Whenever you use our CDN with perma-cache, you'll often see a few headers related to caching. We'll review each header and how the various combinations work.
cdn-cache: This header shows the cache status on our CDN edge servers. Usually, you'd see HIT (Loaded from the CDN cache) or MISS (Loaded from perma-cache or origin).
perma-cache: This shows the status of the files in perma-cache. The status can be either HIT (Loaded from our storage) or MISS (Loaded from origin).
There's usually 4 combinations of the above 2 headers you'll see:
- cdn-cache: MISS / perma-cache: MISS
- cdn-cache: HIT / perma-cache: MISS
- cdn-cache: MISS / perma-cache: HIT
- cdn-cache: HIT / perma-cache: HIT
Let's go over each one and explain what it means.
If both headers show "MISS", it's because neither the CDN edge nor the perma-cache had the file in cache, and the request comes from your origin. However, it will make the perma-cache try to pick up the file from the origin asynchronously.
Performance-wise, this is the slowest combination.

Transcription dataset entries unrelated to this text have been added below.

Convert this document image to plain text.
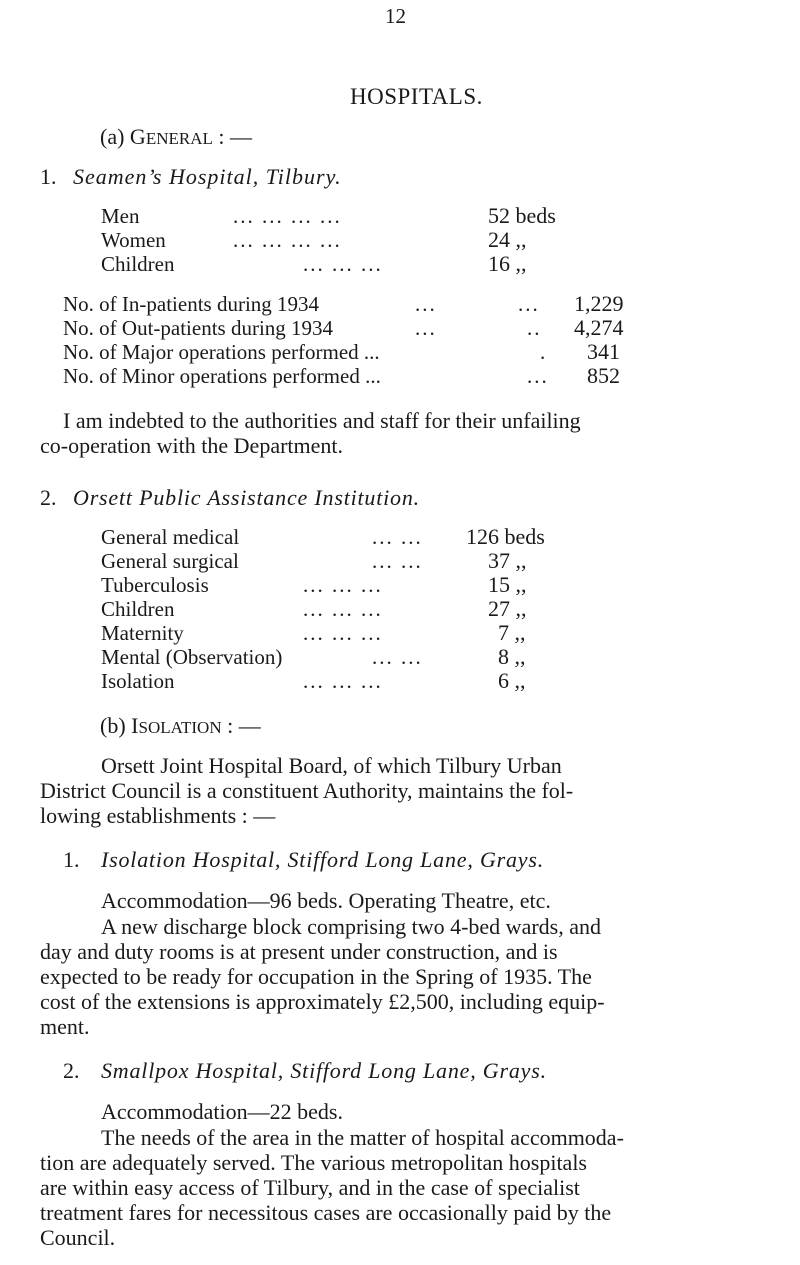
12
HOSPITALS.
(a) GENERAL : —
1. Seamen’s Hospital, Tilbury.
Men	... ... ... ...	52 beds
Women	... ... ... ...	24 ,,
Children	... ... ...	16 ,,
No. of In-patients during 1934	...	... 1,229
No. of Out-patients during 1934	...	.. 4,274
No. of Major operations performed ...	. 341
No. of Minor operations performed ...	... 852
I am indebted to the authorities and staff for their unfailing
co-operation with the Department.
2. Orsett Public Assistance Institution.
General medical	... ... 126 beds
General surgical	... ...	37 ,,
Tuberculosis	... ... ...	15 ,,
Children	... ... ...	27 ,,
Maternity	... ... ...	7 ,,
Mental (Observation)	... ...	8 ,,
Isolation	... ... ...	6 ,,
(b) ISOLATION : —
Orsett Joint Hospital Board, of which Tilbury Urban
District Council is a constituent Authority, maintains the fol-
lowing establishments : —
1. Isolation Hospital, Stifford Long Lane, Grays.
Accommodation—96 beds. Operating Theatre, etc.
A new discharge block comprising two 4-bed wards, and
day and duty rooms is at present under construction, and is
expected to be ready for occupation in the Spring of 1935. The
cost of the extensions is approximately £2,500, including equip-
ment.
2. Smallpox Hospital, Stifford Long Lane, Grays.
Accommodation—22 beds.
The needs of the area in the matter of hospital accommoda-
tion are adequately served. The various metropolitan hospitals
are within easy access of Tilbury, and in the case of specialist
treatment fares for necessitous cases are occasionally paid by the
Council.
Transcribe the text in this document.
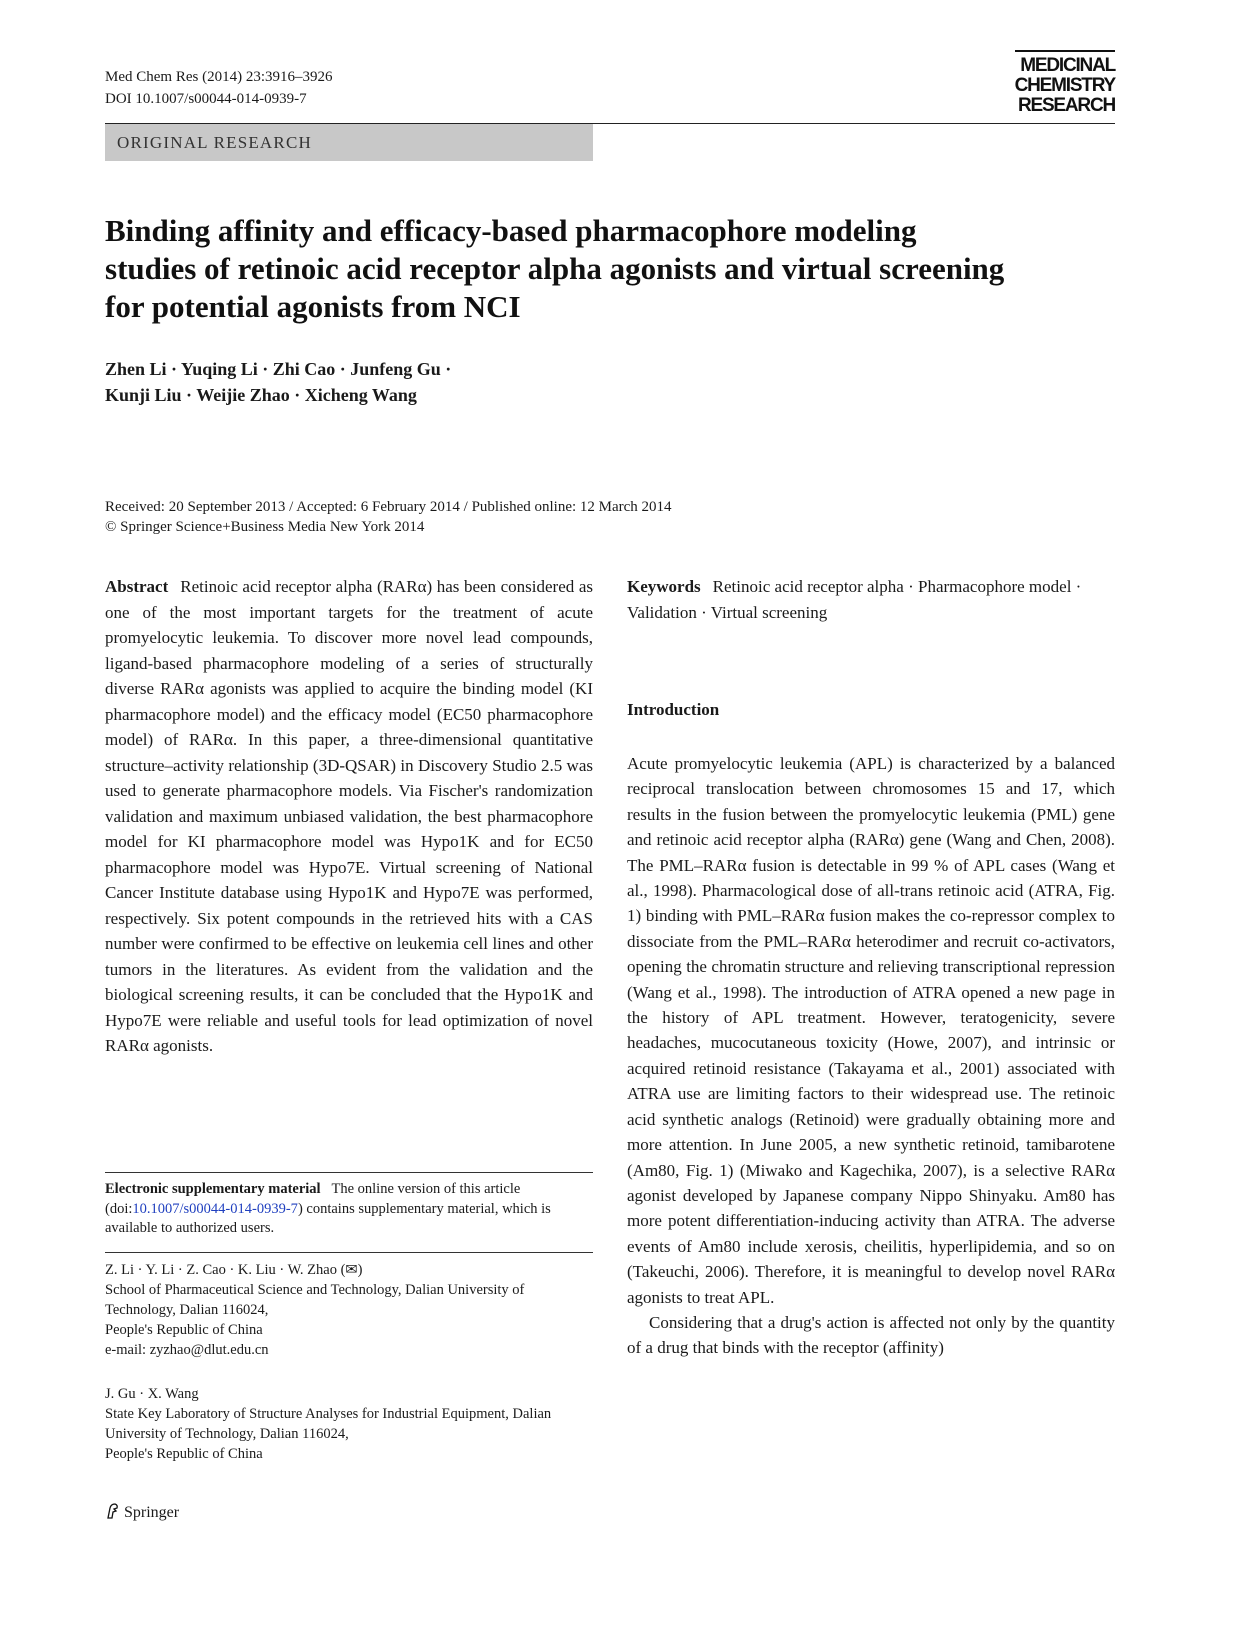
Med Chem Res (2014) 23:3916–3926
DOI 10.1007/s00044-014-0939-7
MEDICINAL
CHEMISTRY
RESEARCH
ORIGINAL RESEARCH
Binding affinity and efficacy-based pharmacophore modeling studies of retinoic acid receptor alpha agonists and virtual screening for potential agonists from NCI
Zhen Li · Yuqing Li · Zhi Cao · Junfeng Gu ·
Kunji Liu · Weijie Zhao · Xicheng Wang
Received: 20 September 2013 / Accepted: 6 February 2014 / Published online: 12 March 2014
© Springer Science+Business Media New York 2014

Abstract Retinoic acid receptor alpha (RARα) has been considered as one of the most important targets for the treatment of acute promyelocytic leukemia. To discover more novel lead compounds, ligand-based pharmacophore modeling of a series of structurally diverse RARα agonists was applied to acquire the binding model (KI pharmacophore model) and the efficacy model (EC50 pharmacophore model) of RARα. In this paper, a three-dimensional quantitative structure–activity relationship (3D-QSAR) in Discovery Studio 2.5 was used to generate pharmacophore models. Via Fischer's randomization validation and maximum unbiased validation, the best pharmacophore model for KI pharmacophore model was Hypo1K and for EC50 pharmacophore model was Hypo7E. Virtual screening of National Cancer Institute database using Hypo1K and Hypo7E was performed, respectively. Six potent compounds in the retrieved hits with a CAS number were confirmed to be effective on leukemia cell lines and other tumors in the literatures. As evident from the validation and the biological screening results, it can be concluded that the Hypo1K and Hypo7E were reliable and useful tools for lead optimization of novel RARα agonists.

Electronic supplementary material The online version of this article (doi:10.1007/s00044-014-0939-7) contains supplementary material, which is available to authorized users.
Z. Li · Y. Li · Z. Cao · K. Liu · W. Zhao (✉)
School of Pharmaceutical Science and Technology, Dalian University of Technology, Dalian 116024,
People's Republic of China
e-mail: zyzhao@dlut.edu.cn
J. Gu · X. Wang
State Key Laboratory of Structure Analyses for Industrial Equipment, Dalian University of Technology, Dalian 116024,
People's Republic of China

Keywords Retinoic acid receptor alpha · Pharmacophore model · Validation · Virtual screening

Introduction

Acute promyelocytic leukemia (APL) is characterized by a balanced reciprocal translocation between chromosomes 15 and 17, which results in the fusion between the promyelocytic leukemia (PML) gene and retinoic acid receptor alpha (RARα) gene (Wang and Chen, 2008). The PML–RARα fusion is detectable in 99 % of APL cases (Wang et al., 1998). Pharmacological dose of all-trans retinoic acid (ATRA, Fig. 1) binding with PML–RARα fusion makes the co-repressor complex to dissociate from the PML–RARα heterodimer and recruit co-activators, opening the chromatin structure and relieving transcriptional repression (Wang et al., 1998). The introduction of ATRA opened a new page in the history of APL treatment. However, teratogenicity, severe headaches, mucocutaneous toxicity (Howe, 2007), and intrinsic or acquired retinoid resistance (Takayama et al., 2001) associated with ATRA use are limiting factors to their widespread use. The retinoic acid synthetic analogs (Retinoid) were gradually obtaining more and more attention. In June 2005, a new synthetic retinoid, tamibarotene (Am80, Fig. 1) (Miwako and Kagechika, 2007), is a selective RARα agonist developed by Japanese company Nippo Shinyaku. Am80 has more potent differentiation-inducing activity than ATRA. The adverse events of Am80 include xerosis, cheilitis, hyperlipidemia, and so on (Takeuchi, 2006). Therefore, it is meaningful to develop novel RARα agonists to treat APL.

Considering that a drug's action is affected not only by the quantity of a drug that binds with the receptor (affinity)

Springer
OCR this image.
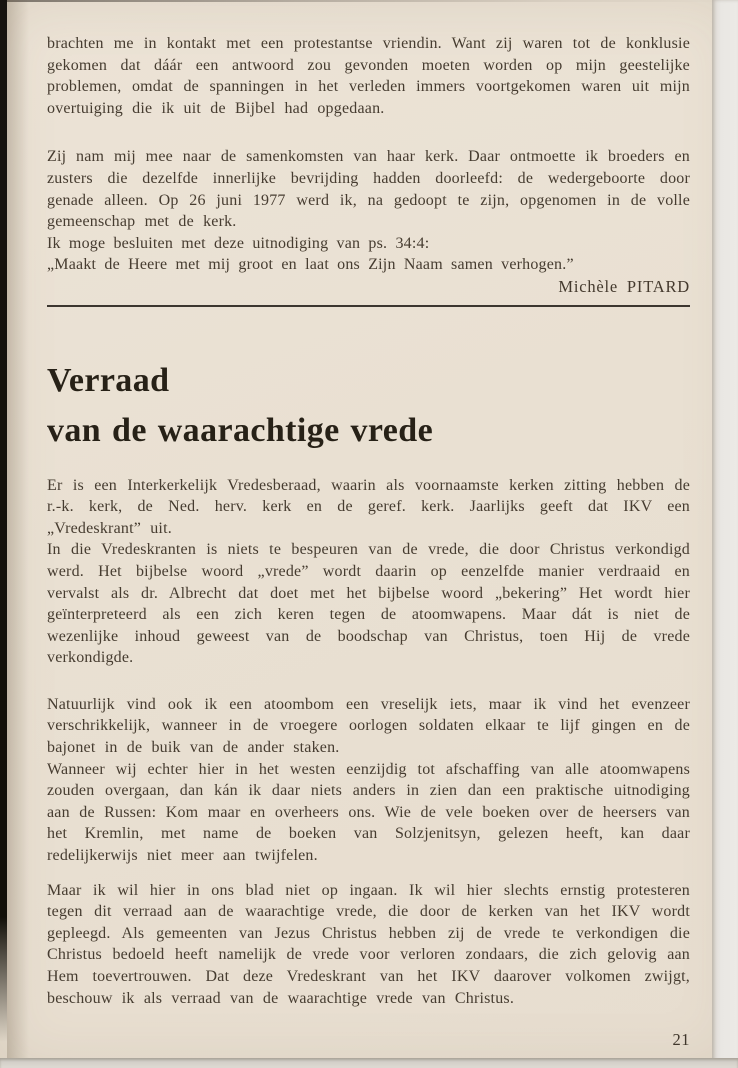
brachten me in kontakt met een protestantse vriendin. Want zij waren tot de konklusie gekomen dat dáár een antwoord zou gevonden moeten worden op mijn geestelijke problemen, omdat de spanningen in het verleden immers voortgekomen waren uit mijn overtuiging die ik uit de Bijbel had opgedaan.

Zij nam mij mee naar de samenkomsten van haar kerk. Daar ontmoette ik broeders en zusters die dezelfde innerlijke bevrijding hadden doorleefd: de wedergeboorte door genade alleen. Op 26 juni 1977 werd ik, na gedoopt te zijn, opgenomen in de volle gemeenschap met de kerk.

Ik moge besluiten met deze uitnodiging van ps. 34:4:

„Maakt de Heere met mij groot en laat ons Zijn Naam samen verhogen.”

Michèle PITARD

Verraad
van de waarachtige vrede

Er is een Interkerkelijk Vredesberaad, waarin als voornaamste kerken zitting hebben de r.-k. kerk, de Ned. herv. kerk en de geref. kerk. Jaarlijks geeft dat IKV een „Vredeskrant” uit.

In die Vredeskranten is niets te bespeuren van de vrede, die door Christus verkondigd werd. Het bijbelse woord „vrede” wordt daarin op eenzelfde manier verdraaid en vervalst als dr. Albrecht dat doet met het bijbelse woord „bekering” Het wordt hier geïnterpreteerd als een zich keren tegen de atoomwapens. Maar dát is niet de wezenlijke inhoud geweest van de boodschap van Christus, toen Hij de vrede verkondigde.

Natuurlijk vind ook ik een atoombom een vreselijk iets, maar ik vind het evenzeer verschrikkelijk, wanneer in de vroegere oorlogen soldaten elkaar te lijf gingen en de bajonet in de buik van de ander staken.

Wanneer wij echter hier in het westen eenzijdig tot afschaffing van alle atoomwapens zouden overgaan, dan kán ik daar niets anders in zien dan een praktische uitnodiging aan de Russen: Kom maar en overheers ons. Wie de vele boeken over de heersers van het Kremlin, met name de boeken van Solzjenitsyn, gelezen heeft, kan daar redelijkerwijs niet meer aan twijfelen.

Maar ik wil hier in ons blad niet op ingaan. Ik wil hier slechts ernstig protesteren tegen dit verraad aan de waarachtige vrede, die door de kerken van het IKV wordt gepleegd. Als gemeenten van Jezus Christus hebben zij de vrede te verkondigen die Christus bedoeld heeft namelijk de vrede voor verloren zondaars, die zich gelovig aan Hem toevertrouwen. Dat deze Vredeskrant van het IKV daarover volkomen zwijgt, beschouw ik als verraad van de waarachtige vrede van Christus.

21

In this case, the file loads from the CDN edge server. But what about the perma-cache: MISS header? In a case like this, it means that when the CDN edge fetched the file, it was not yet in the perma-cache. From a CDN edge server perspective, it is considered an upstream server; it keeps (and caches) this header and will show in the header output for as long as the file stays in the CDN edge cache.
In fact, in a cache where the cdn-cache header is a HIT, the perma-cache header should be ignored since it may, in most cases, not reflect the actual perma-cache status!
Performance-wise, this, together with combination number 4, is the fastest.
Here the CDN edge server didn't have the file in the cache, so it fetched it from the closest perma-cache location available based on your storage replication settings.
This combination of headers will often show when files are infrequently accessed but will be fetched from the closest storage location based on your perma-cache's storage zone replication settings.
Performance-wise this is slightly slower than combination 2 and 4.
In this case, both the CDN edge server has it cached, and when the CDN edge server fetched the file, the server fetched it from the perma-cache.
Performance-wise, as mentioned before, this is the fastest combination, like combination 2.